Although the EU is not directly responsible for passport issues, which are under the individual jurisdiction of its 27 members, it is likely to support any measures that the affected nations may propose.
A senior EU diplomat said Israel's suspected role in the murder of al-Mabhouh and the killers' alleged use of forged EU passports would threaten relations with the European bloc.
Separately, the British embassy in Israel said on Sunday it was giving new passports to six British nationals whose identities were stolen by the suspects.
Izzat al-Rishq, a Hamas official, told the Jordanian newspaper Al-Sabeel that the group "has formed a high-level investigation committee" to try to discover "how the Mossad was able to carry out the operation".
In Dubai, Anwar Gargash, the UAE's minister of state for foreign affairs, voiced concern on Sunday that the assassins used expertly doctored passports from nations that do not require advance UAE visas, allowing them to enter the country without scrutiny.
Sheikh Abdullah bin Zayed Al-Nahyan, the foreign minister, urged European allies to investiigate how fraudulent passports had been used by the hit squad.
Emirati officials close to the investigation said that at least two more suspects in the murder entered the country on fraudulent Irish passports.
They also said some of the 18 suspects visited the Gulf city state for a reconnaissance mission at least once before the murder.
The UK Sunday Times newspaper reported on Sunday that Binyamin Netanyahu, Israel's prime minister, had allegedly given the green light for the assassination.
The paper, citing "sources with knowledge of Mossad", said Netanyahu visited the Israeli intelligence headquarters in early January and, after being briefed, authorised the killing of al-Mabhouh.

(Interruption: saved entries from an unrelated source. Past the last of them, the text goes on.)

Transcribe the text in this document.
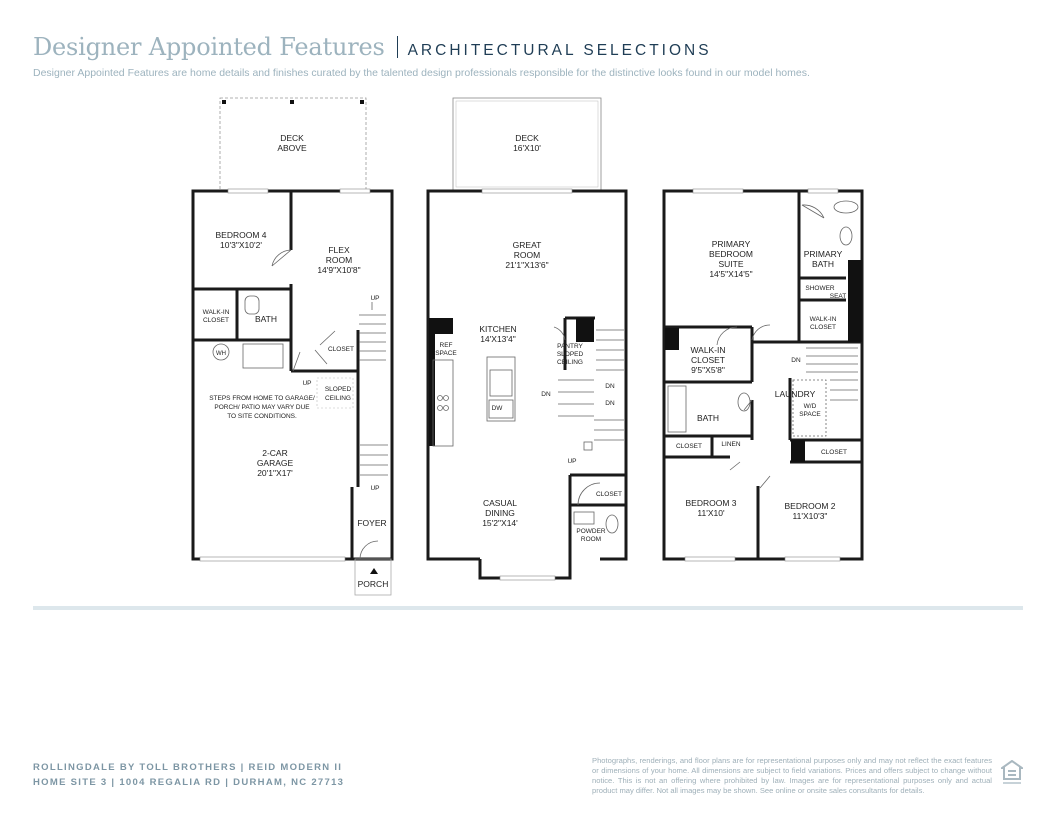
Designer Appointed Features ARCHITECTURAL SELECTIONS
Designer Appointed Features are home details and finishes curated by the talented design professionals responsible for the distinctive looks found in our model homes.
DECK
ABOVE
BEDROOM 4
10'3"X10'2'	FLEX
ROOM
14'9"X10'8"
WALK-IN
CLOSET	BATH
WH
CLOSET
UP
UP
SLOPED
CEILING
STEPS FROM HOME TO GARAGE/
PORCH/ PATIO MAY VARY DUE
TO SITE CONDITIONS.
2-CAR
GARAGE
20'1"X17'
UP
FOYER
PORCH
DECK
16'X10'
GREAT
ROOM
21'1"X13'6"
KITCHEN
14'X13'4"
REF
SPACE
PANTRY
SLOPED
CEILING
DW
DN
DN
DN
UP
CASUAL
DINING
15'2"X14'
CLOSET
POWDER
ROOM
PRIMARY
BEDROOM
SUITE
14'5"X14'5"
PRIMARY
BATH
SHOWER
SEAT
WALK-IN
CLOSET
WALK-IN
CLOSET
9'5"X5'8"
DN
LAUNDRY
W/D
SPACE
BATH
CLOSET	LINEN
CLOSET
BEDROOM 3
11'X10'
BEDROOM 2
11'X10'3"
ROLLINGDALE BY TOLL BROTHERS | REID MODERN II
HOME SITE 3 | 1004 REGALIA RD | DURHAM, NC 27713
Photographs, renderings, and floor plans are for representational purposes only and may not reflect the exact features or dimensions of your home. All dimensions are subject to field variations. Prices and offers subject to change without notice. This is not an offering where prohibited by law. Images are for representational purposes only and actual product may differ. Not all images may be shown. See online or onsite sales consultants for details.
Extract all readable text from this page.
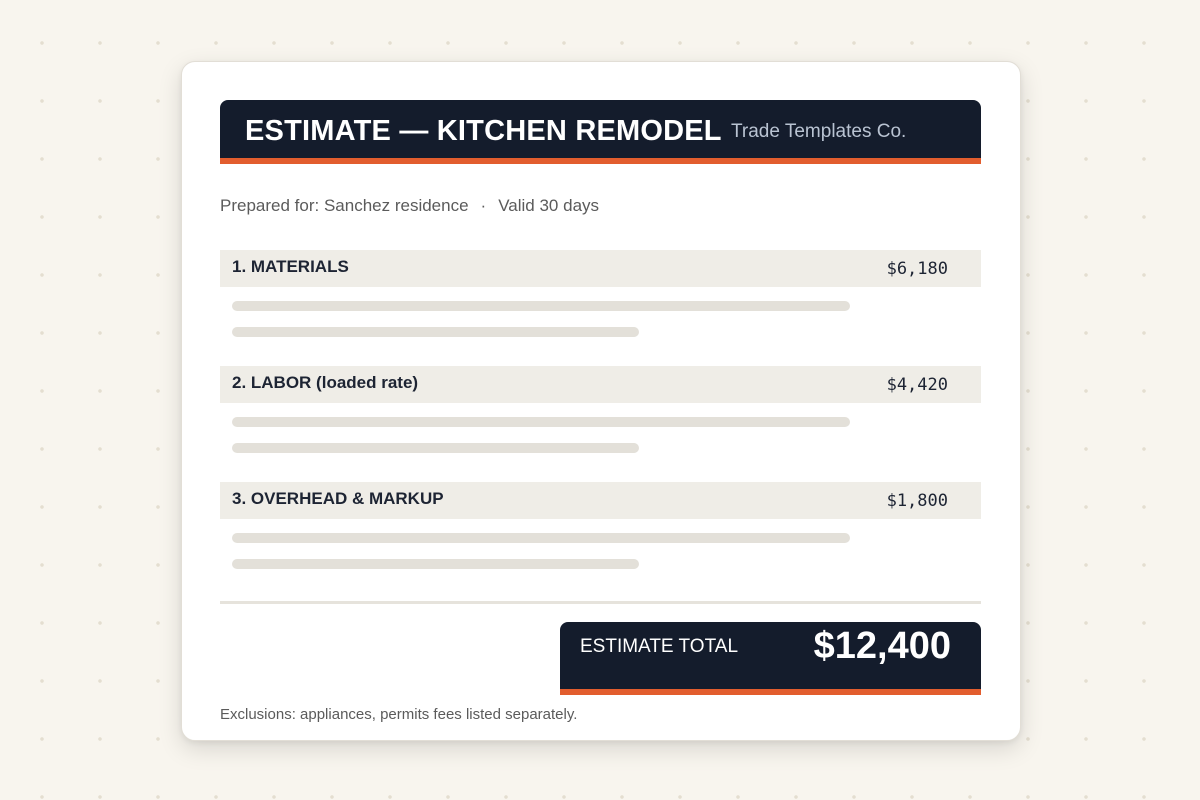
ESTIMATE — KITCHEN REMODEL Trade Templates Co.
Prepared for: Sanchez residence · Valid 30 days
1. MATERIALS	$6,180
2. LABOR (loaded rate)	$4,420
3. OVERHEAD & MARKUP	$1,800
ESTIMATE TOTAL $12,400
Exclusions: appliances, permits fees listed separately.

A rehearsal of the operation, which reportedly involved at least 18 agents, was apparently carried out at a Tel Aviv hotel - without detection - prior to the briefing, The Times reported.
Hamas has acknowledged that al-Mabhouh smuggled weapons for it. The Palestinian group rules the Gaza Strip after seizing control from its rival Fatah in 2007. It is also opposed to Israel's existence as an independent state.